Crises
«Il paraît que la crise rend les riches plus riches et les pauvres, plus pauvres. Je ne vois pas en quoi c'est une crise. Depuis que je suis petit, c'est comme ça.» Coluche
Pas besoin d'une agence de notation pour savoir si notre économie va bien. Pas besoin d'une institution internationale pour savoir si la corruption envahit de plus en plus notre pays, détruisant chaque jour le peu de solidarité qui subsiste encore entre individus gagnés de plus par le besoin irrésistible de s'enrichir. Rien n'arrête cette avidité à profiter de la moindre opportunité, heureuse ou malheureuse pour amasser d'un coup une fortune. La crise économique, les catastrophes naturelles comme les séismes, les inondations ou le grand froid mettent à nu, non seulement les insuffisances des institutions mais encore souvent leur impuissance, quand ce n'est pas leur totale absence du théâtre tragique des opérations.
C'est alors que peut s'étaler au grand jour, sous la lumière aveuglante de l'impunité, cette hydre aux mille tentacules, née de la démission des autorités et de la rapacité d'un impudique et immoral libéralisme. La corruption, c'est l'altération d'une substance par putréfaction - altération - déformation - la dépravation des moeurs, de l'esprit, moyens employés pour arriver plus vite à un but, pour circonvenir quelqu'un, le détourner de son devoir. Après cet utile détour auprès du dictionnaire, il est malheureux d'apprendre, chaque année, à la même date, que notre pays figure toujours au hit-parade des nations rongées par la gangrène de la corruption. Si parmi ces pays il en est qui sont vraiment pauvres, sans aucune richesse minière ou ressource, d'autres par contre recèlent de mirifiques richesses en matières premières.
Mais ils ont tous en commun deux choses: ils sont tous dirigés par des régimes très autoritaires, et seule une mince frange bénéficie de la manne naturelle.

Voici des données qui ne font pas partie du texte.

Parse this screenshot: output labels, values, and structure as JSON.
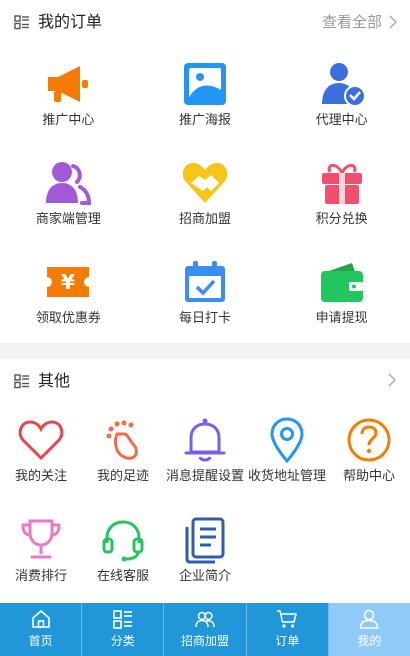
{
  "orders": {
    "title": "我的订单",
    "more_label": "查看全部",
    "items": [
      {
        "label": "推广中心",
        "icon": "megaphone-icon"
      },
      {
        "label": "推广海报",
        "icon": "poster-icon"
      },
      {
        "label": "代理中心",
        "icon": "agent-icon"
      },
      {
        "label": "商家端管理",
        "icon": "merchant-icon"
      },
      {
        "label": "招商加盟",
        "icon": "handshake-icon"
      },
      {
        "label": "积分兑换",
        "icon": "gift-icon"
      },
      {
        "label": "领取优惠券",
        "icon": "coupon-icon"
      },
      {
        "label": "每日打卡",
        "icon": "calendar-check-icon"
      },
      {
        "label": "申请提现",
        "icon": "wallet-icon"
      }
    ]
  },
  "other": {
    "title": "其他",
    "items": [
      {
        "label": "我的关注",
        "icon": "heart-icon"
      },
      {
        "label": "我的足迹",
        "icon": "footprint-icon"
      },
      {
        "label": "消息提醒设置",
        "icon": "bell-icon"
      },
      {
        "label": "收货地址管理",
        "icon": "location-pin-icon"
      },
      {
        "label": "帮助中心",
        "icon": "help-icon"
      },
      {
        "label": "消费排行",
        "icon": "trophy-icon"
      },
      {
        "label": "在线客服",
        "icon": "headset-icon"
      },
      {
        "label": "企业简介",
        "icon": "document-icon"
      }
    ]
  },
  "tabbar": {
    "items": [
      {
        "label": "首页",
        "icon": "home-icon"
      },
      {
        "label": "分类",
        "icon": "category-icon"
      },
      {
        "label": "招商加盟",
        "icon": "users-icon"
      },
      {
        "label": "订单",
        "icon": "cart-icon"
      },
      {
        "label": "我的",
        "icon": "user-icon"
      }
    ],
    "active_index": 4
  },
  "colors": {
    "tabbar_bg": "#2196d9",
    "tabbar_active": "#90caf9",
    "orange": "#f57c00",
    "blue": "#2196f3",
    "purple": "#a259d9",
    "gold": "#f5c518",
    "red": "#f0506e",
    "green": "#22c55e"
  }
}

Ceci explique cela, un régime démocratique permet une meilleure redistribution du produit national. Un régime autoritaire se pérennise par tous les moyens pour permettre à l'équipe des rentiers qui se partagent le gâteau du pouvoir, de se sucrer le plus longtemps possible. C'est pour cette raison qu'on assiste au défilé des mêmes personnes aux postes de responsabilité. On ne remplace pas une équipe qui fait gagner de l'argent. Il y a même une création de dynasties.
Evidemment, la répression n'est pas la seule arme utilisée par les régimes autoritaires pour faire taire les protestataires: ceux qui veulent avoir leur part du gâteau comme ceux qui veulent sincèrement l'exercice d'une réelle démocratie. Le pouvoir utilise la corruption pour faire taire ceux qui font le plus de bruit: on ne parle pas la bouche pleine. La corruption consiste en cadeaux ou en services gratuits proportionnels à la stature du personnage.
D'autres formes de corruption existent. Les plus graves consistent en la signature de contrats internationaux défavorables au pays en question. L'achat d'équipements défectueux, obsolètes, de technologies dépassées, de médicaments périmés sont autant de cas de figure présentés par la corruption internationale. La surfacturation, l'attribution de marchés aux moins bien-disant sont d'autres cas assez courants. Certains préfèrent tricher sur la quantité ou sur la qualité au moment de la vente ou de l'achat.
Evidemment, la corruption interne s'observe dans des cas de figure multiples qu'il serait fastidieux d'énumérer, comme être obligé de payer un service censé être gratuit ou payer pour avoir quelque chose auquel on n'a pas droit.
La vague de froid qui vient de
s'abattre sur le pays a enlevé leurs dernières illusions à ceux qui croyaient jusqu'à maintenant aux discours triomphants des menteurs patentés: notre cher pays s'enfonce chaque jour un peu plus dans un sous-développement qui jure avec le train de vie de ceux qui régentent la rente pétrolière: la bouteille de gaz qui se vend à 2000 dinars vient de s'ajouter à la longue liste des insuffisances qui rendent chaque jour, la vie un peu plus dure au citoyen défavorisé.